Bugüne kadar pek çok defa polisiye film, dizi ve kitaplarla tekrar tekrar uyarlanan Sherlock Holmes, ona tahammül edebilen tek arkadaşıyla karanlık vakaları aydınlattı. Peki, bu ünlü dedektif nasıl ortaya çıktı ve nasıl yeniden dirildi? II. Abdülhamid ile hayatları nasıl kesişti? Conan Doyle, hangi ünlü yazarın kayboluşunu araştırdı? Polisiye romanların en ünlü dedektiflerinden biri olan Sherlock Holmes karakterinin ortaya çıkışı ve ilk popüler olduğu zamanları inceleyelim.
Bir Doktorun Polisiyesi
Dedektifimizi tanımadan önce, onun yazarını genel olarak ele alalım.

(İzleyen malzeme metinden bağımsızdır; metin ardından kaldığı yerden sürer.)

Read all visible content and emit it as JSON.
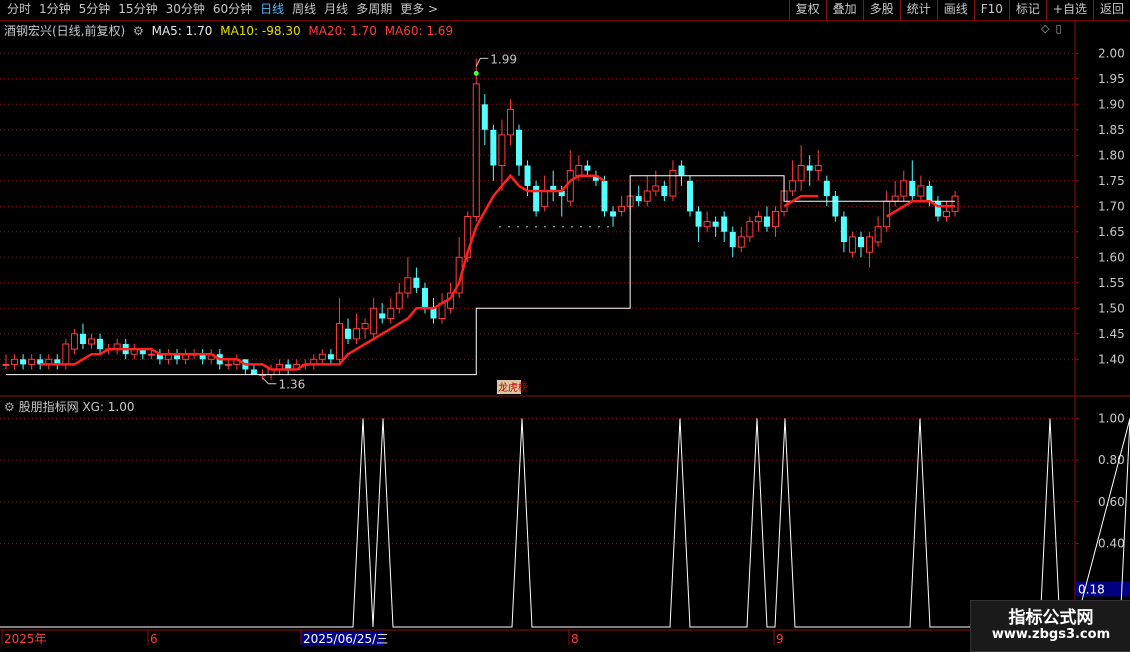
{
  "toolbar": {
    "periods": [
      "分时",
      "1分钟",
      "5分钟",
      "15分钟",
      "30分钟",
      "60分钟",
      "日线",
      "周线",
      "月线",
      "多周期",
      "更多 >"
    ],
    "active_period": "日线",
    "right_buttons": [
      "复权",
      "叠加",
      "多股",
      "统计",
      "画线",
      "F10",
      "标记",
      "+自选",
      "返回"
    ]
  },
  "main_panel": {
    "stock_label": "酒钢宏兴(日线,前复权)",
    "ma5": "MA5: 1.70",
    "ma10": "MA10: -98.30",
    "ma20": "MA20: 1.70",
    "ma60": "MA60: 1.69",
    "high_annotation": "1.99",
    "low_annotation": "1.36",
    "tag_label": "龙虎榜"
  },
  "sub_panel": {
    "title": "股朋指标网 XG: 1.00",
    "current_value": "0.18"
  },
  "x_axis": {
    "labels": [
      "2025年",
      "6",
      "2025/06/25/三",
      "8",
      "9"
    ]
  },
  "colors": {
    "up": "#ff3c3c",
    "down": "#54ffff",
    "grid": "#8a1010",
    "ma_red": "#ff2020",
    "ma_white": "#ffffff",
    "indicator": "#ffffff"
  },
  "watermark": {
    "title": "指标公式网",
    "url": "www.zbgs3.com"
  },
  "chart_data": [
    {
      "type": "candlestick",
      "ylim": [
        1.33,
        2.03
      ],
      "yticks": [
        1.4,
        1.45,
        1.5,
        1.55,
        1.6,
        1.65,
        1.7,
        1.75,
        1.8,
        1.85,
        1.9,
        1.95,
        2.0
      ],
      "candles": [
        [
          1.39,
          1.39,
          1.41,
          1.38
        ],
        [
          1.39,
          1.4,
          1.41,
          1.38
        ],
        [
          1.4,
          1.39,
          1.41,
          1.38
        ],
        [
          1.39,
          1.4,
          1.41,
          1.38
        ],
        [
          1.4,
          1.39,
          1.41,
          1.38
        ],
        [
          1.39,
          1.4,
          1.41,
          1.38
        ],
        [
          1.4,
          1.39,
          1.41,
          1.38
        ],
        [
          1.39,
          1.43,
          1.44,
          1.38
        ],
        [
          1.42,
          1.45,
          1.46,
          1.41
        ],
        [
          1.45,
          1.43,
          1.47,
          1.42
        ],
        [
          1.43,
          1.44,
          1.45,
          1.42
        ],
        [
          1.44,
          1.42,
          1.45,
          1.41
        ],
        [
          1.42,
          1.42,
          1.43,
          1.41
        ],
        [
          1.42,
          1.43,
          1.44,
          1.41
        ],
        [
          1.43,
          1.41,
          1.44,
          1.4
        ],
        [
          1.41,
          1.42,
          1.43,
          1.4
        ],
        [
          1.42,
          1.41,
          1.42,
          1.4
        ],
        [
          1.41,
          1.41,
          1.42,
          1.4
        ],
        [
          1.41,
          1.4,
          1.42,
          1.39
        ],
        [
          1.4,
          1.41,
          1.42,
          1.39
        ],
        [
          1.41,
          1.4,
          1.42,
          1.39
        ],
        [
          1.4,
          1.41,
          1.42,
          1.39
        ],
        [
          1.41,
          1.41,
          1.42,
          1.4
        ],
        [
          1.41,
          1.4,
          1.42,
          1.39
        ],
        [
          1.4,
          1.41,
          1.42,
          1.39
        ],
        [
          1.41,
          1.39,
          1.42,
          1.38
        ],
        [
          1.39,
          1.39,
          1.4,
          1.38
        ],
        [
          1.39,
          1.4,
          1.41,
          1.38
        ],
        [
          1.4,
          1.38,
          1.4,
          1.37
        ],
        [
          1.38,
          1.37,
          1.39,
          1.37
        ],
        [
          1.37,
          1.37,
          1.38,
          1.36
        ],
        [
          1.37,
          1.38,
          1.39,
          1.36
        ],
        [
          1.38,
          1.39,
          1.4,
          1.37
        ],
        [
          1.39,
          1.38,
          1.4,
          1.37
        ],
        [
          1.38,
          1.39,
          1.4,
          1.38
        ],
        [
          1.39,
          1.39,
          1.4,
          1.38
        ],
        [
          1.39,
          1.4,
          1.41,
          1.38
        ],
        [
          1.4,
          1.41,
          1.42,
          1.39
        ],
        [
          1.41,
          1.4,
          1.42,
          1.39
        ],
        [
          1.4,
          1.47,
          1.52,
          1.39
        ],
        [
          1.46,
          1.44,
          1.48,
          1.43
        ],
        [
          1.44,
          1.46,
          1.49,
          1.43
        ],
        [
          1.46,
          1.47,
          1.48,
          1.44
        ],
        [
          1.45,
          1.5,
          1.52,
          1.44
        ],
        [
          1.49,
          1.48,
          1.51,
          1.47
        ],
        [
          1.48,
          1.5,
          1.52,
          1.47
        ],
        [
          1.5,
          1.53,
          1.55,
          1.49
        ],
        [
          1.53,
          1.56,
          1.6,
          1.52
        ],
        [
          1.56,
          1.54,
          1.58,
          1.53
        ],
        [
          1.54,
          1.5,
          1.55,
          1.49
        ],
        [
          1.5,
          1.48,
          1.52,
          1.47
        ],
        [
          1.48,
          1.51,
          1.53,
          1.47
        ],
        [
          1.5,
          1.53,
          1.55,
          1.49
        ],
        [
          1.53,
          1.6,
          1.64,
          1.52
        ],
        [
          1.6,
          1.68,
          1.69,
          1.59
        ],
        [
          1.68,
          1.94,
          1.99,
          1.67
        ],
        [
          1.9,
          1.85,
          1.92,
          1.82
        ],
        [
          1.85,
          1.78,
          1.86,
          1.75
        ],
        [
          1.78,
          1.84,
          1.87,
          1.73
        ],
        [
          1.84,
          1.89,
          1.91,
          1.82
        ],
        [
          1.85,
          1.78,
          1.86,
          1.76
        ],
        [
          1.78,
          1.74,
          1.79,
          1.72
        ],
        [
          1.74,
          1.69,
          1.75,
          1.68
        ],
        [
          1.7,
          1.73,
          1.76,
          1.69
        ],
        [
          1.74,
          1.73,
          1.77,
          1.71
        ],
        [
          1.73,
          1.72,
          1.74,
          1.68
        ],
        [
          1.71,
          1.77,
          1.81,
          1.7
        ],
        [
          1.76,
          1.78,
          1.8,
          1.75
        ],
        [
          1.78,
          1.77,
          1.79,
          1.76
        ],
        [
          1.76,
          1.75,
          1.77,
          1.74
        ],
        [
          1.75,
          1.69,
          1.76,
          1.68
        ],
        [
          1.69,
          1.68,
          1.7,
          1.66
        ],
        [
          1.69,
          1.7,
          1.72,
          1.68
        ],
        [
          1.7,
          1.72,
          1.73,
          1.69
        ],
        [
          1.72,
          1.71,
          1.74,
          1.7
        ],
        [
          1.71,
          1.73,
          1.76,
          1.7
        ],
        [
          1.73,
          1.74,
          1.77,
          1.72
        ],
        [
          1.74,
          1.72,
          1.75,
          1.71
        ],
        [
          1.72,
          1.77,
          1.79,
          1.71
        ],
        [
          1.78,
          1.76,
          1.79,
          1.74
        ],
        [
          1.75,
          1.69,
          1.76,
          1.68
        ],
        [
          1.69,
          1.66,
          1.7,
          1.63
        ],
        [
          1.66,
          1.67,
          1.69,
          1.65
        ],
        [
          1.67,
          1.66,
          1.68,
          1.64
        ],
        [
          1.68,
          1.65,
          1.69,
          1.63
        ],
        [
          1.65,
          1.62,
          1.66,
          1.6
        ],
        [
          1.62,
          1.64,
          1.66,
          1.61
        ],
        [
          1.64,
          1.67,
          1.68,
          1.63
        ],
        [
          1.67,
          1.68,
          1.69,
          1.65
        ],
        [
          1.68,
          1.66,
          1.7,
          1.65
        ],
        [
          1.66,
          1.69,
          1.7,
          1.64
        ],
        [
          1.69,
          1.73,
          1.76,
          1.68
        ],
        [
          1.73,
          1.75,
          1.79,
          1.72
        ],
        [
          1.75,
          1.78,
          1.82,
          1.73
        ],
        [
          1.78,
          1.77,
          1.8,
          1.74
        ],
        [
          1.77,
          1.78,
          1.81,
          1.75
        ],
        [
          1.75,
          1.72,
          1.76,
          1.7
        ],
        [
          1.72,
          1.68,
          1.73,
          1.67
        ],
        [
          1.68,
          1.63,
          1.69,
          1.61
        ],
        [
          1.61,
          1.64,
          1.65,
          1.6
        ],
        [
          1.64,
          1.62,
          1.65,
          1.6
        ],
        [
          1.61,
          1.64,
          1.65,
          1.58
        ],
        [
          1.63,
          1.66,
          1.68,
          1.62
        ],
        [
          1.66,
          1.71,
          1.73,
          1.65
        ],
        [
          1.71,
          1.72,
          1.75,
          1.7
        ],
        [
          1.72,
          1.75,
          1.77,
          1.71
        ],
        [
          1.75,
          1.72,
          1.79,
          1.71
        ],
        [
          1.72,
          1.74,
          1.76,
          1.71
        ],
        [
          1.74,
          1.71,
          1.75,
          1.7
        ],
        [
          1.71,
          1.68,
          1.72,
          1.67
        ],
        [
          1.68,
          1.69,
          1.71,
          1.67
        ],
        [
          1.69,
          1.72,
          1.73,
          1.68
        ]
      ],
      "ma_red": [
        null,
        null,
        null,
        null,
        1.39,
        1.39,
        1.39,
        1.39,
        1.39,
        1.4,
        1.41,
        1.41,
        1.42,
        1.42,
        1.42,
        1.42,
        1.42,
        1.42,
        1.41,
        1.41,
        1.41,
        1.41,
        1.41,
        1.41,
        1.41,
        1.4,
        1.4,
        1.4,
        1.39,
        1.39,
        1.39,
        1.38,
        1.38,
        1.38,
        1.38,
        1.39,
        1.39,
        1.39,
        1.39,
        1.39,
        1.41,
        1.42,
        1.43,
        1.44,
        1.45,
        1.46,
        1.47,
        1.48,
        1.5,
        1.5,
        1.5,
        1.51,
        1.52,
        1.55,
        1.61,
        1.66,
        1.69,
        1.72,
        1.74,
        1.76,
        1.74,
        1.73,
        1.73,
        1.73,
        1.73,
        1.73,
        1.75,
        1.76,
        1.76,
        1.76,
        1.75,
        null,
        null,
        null,
        null,
        null,
        null,
        null,
        null,
        null,
        null,
        null,
        null,
        null,
        null,
        null,
        null,
        null,
        null,
        null,
        null,
        1.7,
        1.71,
        1.72,
        1.72,
        1.72,
        null,
        null,
        null,
        null,
        null,
        null,
        null,
        1.68,
        1.69,
        1.7,
        1.71,
        1.71,
        1.71,
        1.7,
        1.7,
        1.7
      ],
      "ma_white_steps": [
        {
          "from": 0,
          "to": 37,
          "value": 1.37
        },
        {
          "from": 37,
          "to": 55,
          "value": 1.37
        },
        {
          "from": 55,
          "to": 73,
          "value": 1.5
        },
        {
          "from": 73,
          "to": 91,
          "value": 1.76
        },
        {
          "from": 91,
          "to": 119,
          "value": 1.71
        }
      ]
    },
    {
      "type": "line",
      "ylim": [
        0,
        1.05
      ],
      "yticks": [
        0.4,
        0.6,
        0.8,
        1.0
      ],
      "spike_centers": [
        363,
        383,
        522,
        680,
        757,
        785,
        920,
        1050,
        1130
      ]
    }
  ]
}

Sir Arthur Conan Doyle, 22 Mayıs 1859’da İskoçya’nın başkenti Edinburgh’da, İngiliz bir baba olan Charles Altamont ve İrlandalı bir anne olan Mary Foley’in çocuğu olarak dünyaya geldi. Babası bir çizer olan Conan Doyle, Edinburgh Üniversitesi’nde tıp okurken hikayeler yazmaya başladı ve bu hikayeler yavaş yavaş yayımlanmaya başladı. İlk hikayesi Chambers’s Edinburgh Journal isimli dergide yayımlandı. Bir süre gemilerde doktor olarak çalıştıktan sonra Portsmouth’ta bir muayenehane açtı, ancak başarılı olamadı. Hayatının ilerleyen dönemlerinde Londra’da göz hastalıkları uzmanı olarak bir muayenehane açtı, fakat yazmaktan uzak duramadı. Boş zamanlarında hikayeler yazmaya devam etti ve savaşlarla ilgili yazılar yayımladı. 1902’de bu yazılar vesilesiyle şövalye (Sir) unvanını aldı. İlk eşini veremden kaybeden Doyle, 7 Temmuz 1930’da evinin bahçesinde kalp krizi geçirerek hayatını kaybetti. Son sözleri, karısına “Sen harikasın” demek oldu. Sherlock Holmes ise hala yaşıyor.
Sherlock Holmes Gazetede
1887 yılında Beeton’s Christmas Annual’da dedektifin ilk hikayesi ‘A Study in Scarlet’ (Kızıl Dosya) yayımlandı. Hikayeciliğin hafiyesi olarak Sherlock Holmes karakterinin ortaya çıkışı ilk kez bu şekilde gerçekleşti. Okurlar, Sherlock Holmes ile ilk kez bu hikayede tanıştılar ve onun zekasına, dikkatine ve benzersiz dedektiflik yeteneklerine hayran kaldılar. Bu hikaye, Holmes’un sadık arkadaşı Dr. John Watson ile olan ortaklığının başlangıcını da anlatıyordu. 1888 yılında, ‘A Study in Scarlet’ aynı isimle kitap olarak basıldı ve daha geniş bir kitleye ulaştı.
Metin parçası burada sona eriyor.